Hamburg gehörte im März zu den wärmsten Orten Deutschlands

Die ersten Blüten kommen heraus: Der März war in Hamburg und Schleswig-Holstein oft sonnig.  Marcus Brandt/dpa
Die ersten Blüten kommen heraus: Der März war in Hamburg und Schleswig-Holstein oft sonnig.
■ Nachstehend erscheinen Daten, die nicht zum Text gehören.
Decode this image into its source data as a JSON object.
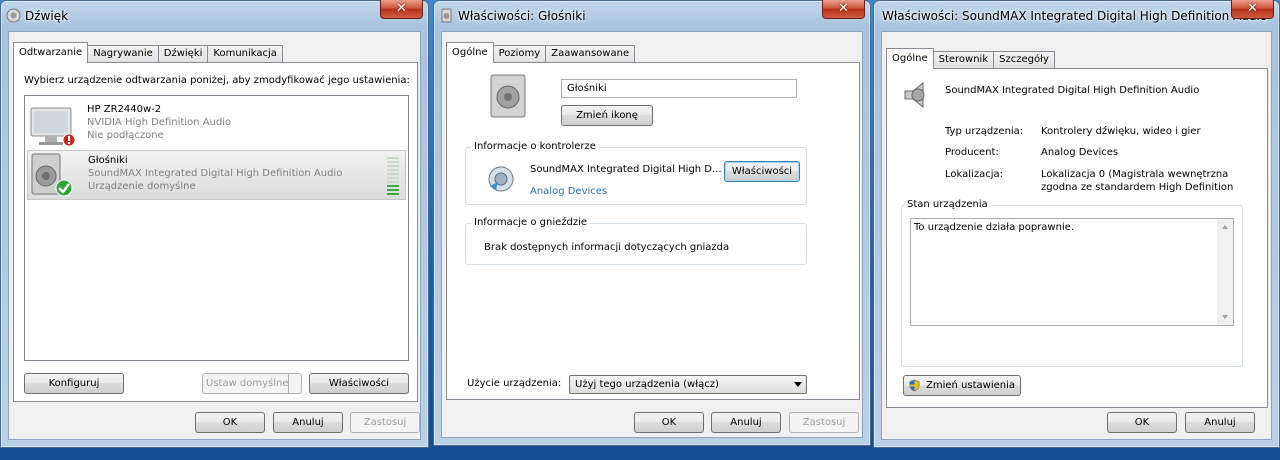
{
  "sound_dialog": {
    "title": "Dźwięk",
    "tabs": [
      "Odtwarzanie",
      "Nagrywanie",
      "Dźwięki",
      "Komunikacja"
    ],
    "instruction": "Wybierz urządzenie odtwarzania poniżej, aby zmodyfikować jego ustawienia:",
    "devices": [
      {
        "name": "HP ZR2440w-2",
        "driver": "NVIDIA High Definition Audio",
        "status": "Nie podłączone",
        "icon": "monitor-speaker-icon",
        "badge": "disconnected-badge-icon"
      },
      {
        "name": "Głośniki",
        "driver": "SoundMAX Integrated Digital High Definition Audio",
        "status": "Urządzenie domyślne",
        "icon": "speaker-icon",
        "badge": "default-check-icon",
        "level_fraction": 0.25
      }
    ],
    "configure_label": "Konfiguruj",
    "set_default_label": "Ustaw domyślne",
    "properties_label": "Właściwości",
    "ok_label": "OK",
    "cancel_label": "Anuluj",
    "apply_label": "Zastosuj"
  },
  "speaker_props": {
    "title": "Właściwości: Głośniki",
    "tabs": [
      "Ogólne",
      "Poziomy",
      "Zaawansowane"
    ],
    "device_name": "Głośniki",
    "change_icon_label": "Zmień ikonę",
    "controller_group_label": "Informacje o kontrolerze",
    "controller_name": "SoundMAX Integrated Digital High D...",
    "controller_vendor": "Analog Devices",
    "controller_props_label": "Właściwości",
    "jack_group_label": "Informacje o gnieździe",
    "jack_info": "Brak dostępnych informacji dotyczących gniazda",
    "usage_label": "Użycie urządzenia:",
    "usage_value": "Użyj tego urządzenia (włącz)",
    "ok_label": "OK",
    "cancel_label": "Anuluj",
    "apply_label": "Zastosuj"
  },
  "soundmax_props": {
    "title": "Właściwości: SoundMAX Integrated Digital High Definition Audio",
    "tabs": [
      "Ogólne",
      "Sterownik",
      "Szczegóły"
    ],
    "device_name": "SoundMAX Integrated Digital High Definition Audio",
    "fields": [
      {
        "label": "Typ urządzenia:",
        "value": "Kontrolery dźwięku, wideo i gier"
      },
      {
        "label": "Producent:",
        "value": "Analog Devices"
      },
      {
        "label": "Lokalizacja:",
        "value": "Lokalizacja 0 (Magistrala wewnętrzna",
        "value2": "zgodna ze standardem High Definition"
      }
    ],
    "status_group_label": "Stan urządzenia",
    "status_text": "To urządzenie działa poprawnie.",
    "change_settings_label": "Zmień ustawienia",
    "ok_label": "OK",
    "cancel_label": "Anuluj"
  }
}
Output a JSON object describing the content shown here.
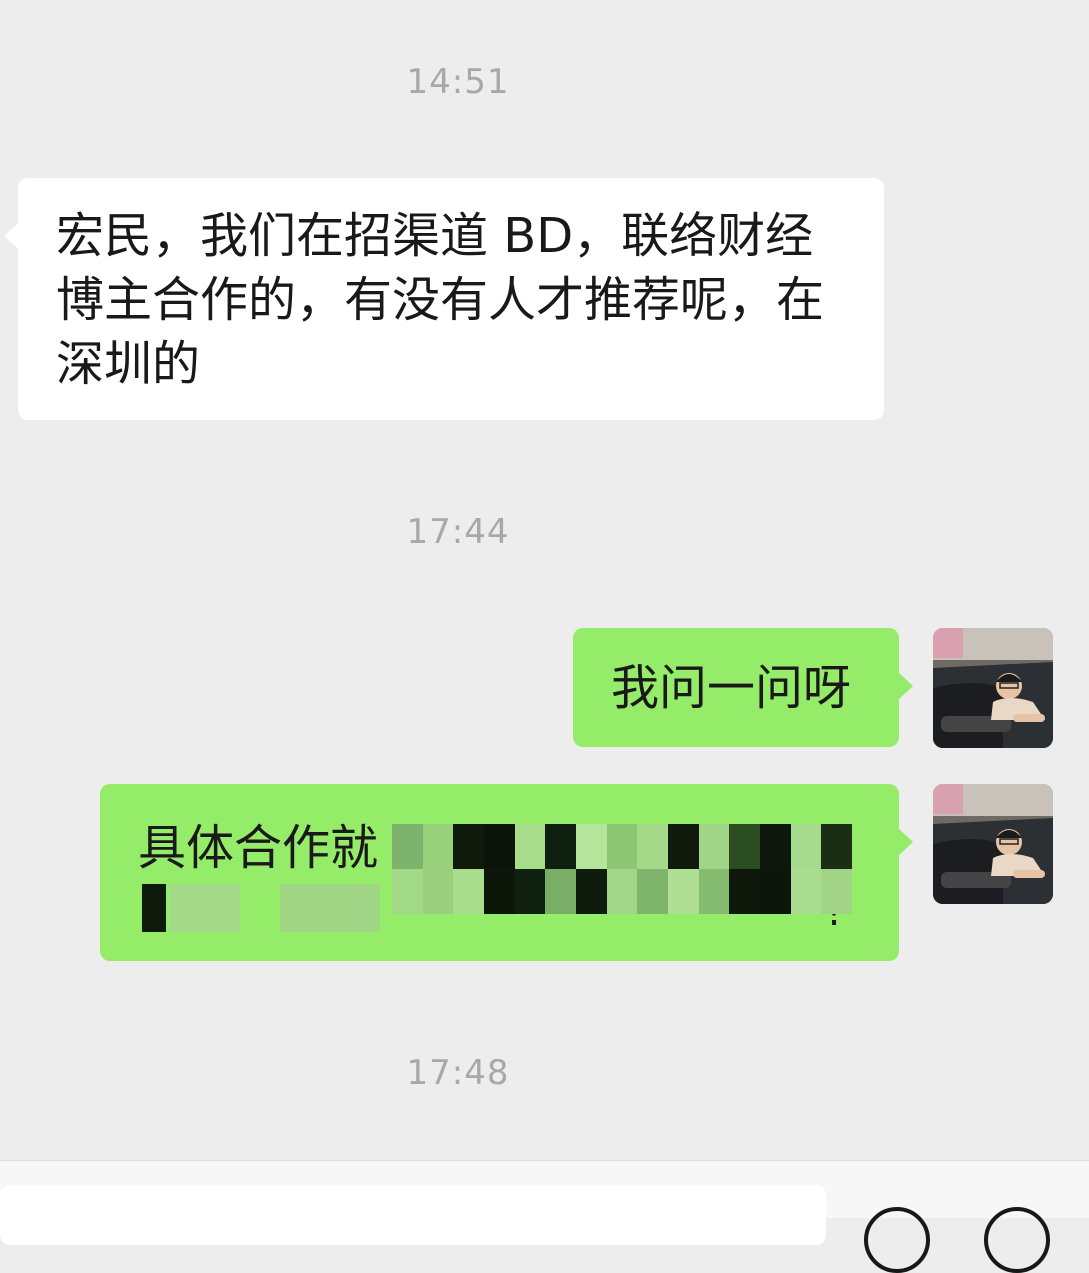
{
  "messages": [
    {
      "time": "14:51",
      "direction": "incoming",
      "lines": [
        "宏民，我们在招渠道 BD，联络财经",
        "博主合作的，有没有人才推荐呢，在",
        "深圳的"
      ]
    },
    {
      "time": "17:44",
      "direction": "outgoing",
      "lines": [
        "我问一问呀"
      ]
    },
    {
      "direction": "outgoing",
      "lines": [
        "具体合作就",
        "!"
      ],
      "redacted": true
    }
  ],
  "trailing_time": "17:48",
  "icons": {
    "avatar": "avatar-photo-icon",
    "voice": "voice-toggle-icon",
    "emoji": "emoji-icon",
    "more": "plus-icon"
  },
  "colors": {
    "background": "#ededed",
    "incoming_bubble": "#ffffff",
    "outgoing_bubble": "#95ec69",
    "timestamp": "#a8a8a8"
  }
}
Marcus Brandt/dpa

Hamburg/Kiel (dpa/lno) –

Der März ist in Deutschland überwiegend sonnig, mild und die meiste Zeit trocken gewesen. Hamburg war dabei bundesweit einer der wärmsten Orte, wie der Deutsche Wetterdienst (DWD) nach ersten Auswertungen seiner bundesweit etwa 2.000 Messstationen meldete. 

Die Durchschnittstemperatur in der Elbmetropole betrug demnach 7,5 Grad Celsius. Nur in Bremen und Nordrhein-Westfalen sei es genauso warm gewesen. Bundesweit lag der Temperaturdurchschnitt bei 6,3 Grad.

Die erste Monatshälfte präsentierte sich in Hamburg milder als die zweite, in der der Wind häufiger von der See her wehte. Der Niederschlag lag bei 45 Liter pro Quadratmeter, das waren 18 Prozent weniger als im Mittel (55 Liter pro Quadratmeter). 195 Stunden Sonne lockten die Hamburgerinnen und Hamburger ins Freie.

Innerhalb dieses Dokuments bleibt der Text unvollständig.